Pun dengan PT Aspirasi Hidup Indonesia (ACES) yang menutup perdagangan dengan bertengger di posisi 860 atau turun sebanyak -1,71 persen.
Sementara itu PT Erajaya Swasembada (ERAA) mengalami kondisi serupa dengan menempati level 436 atau turun -18 poin.
Namun di sisi lain, terdapat pula saham ritel yang menutup perdagangan akhir pekan ini dengan berada di zona hijau. Seperti PT Hero Supermarket (HERO) yang berada di level 660, naik +5 poin atau +0,76 persen.
PT Midi Utama Indonesia (MIDI) juga menutup perdagangan di zona hijau setelah menempati level 454 atau naik sebesar +10 poin (+2,25 persen).
Sebelum diumumkannya deflasi lima bulan beruntun ini, emiten ritel sejatinya baru mendapat angin setelah suku bunga acuan dipangkas Bank Indonesia. (*)
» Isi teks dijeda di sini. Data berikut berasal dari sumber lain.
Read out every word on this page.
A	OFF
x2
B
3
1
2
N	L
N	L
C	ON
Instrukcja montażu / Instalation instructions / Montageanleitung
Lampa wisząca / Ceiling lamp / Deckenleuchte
Berita atau informasi yang Anda baca membahas emiten atau saham tertentu berdasarkan data yang tersedia dari keterbukaan informasi PT Bursa Efek Indonesia dan sumber lain yang dapat dipercaya. Konten ini tidak dimaksudkan sebagai ajakan untuk membeli atau menjual saham tertentu. Selalu lakukan riset mandiri dan konsultasikan keputusan investasi Anda dengan penasihat keuangan profesional. Pastikan Anda memahami risiko dari setiap keputusan investasi yang diambil.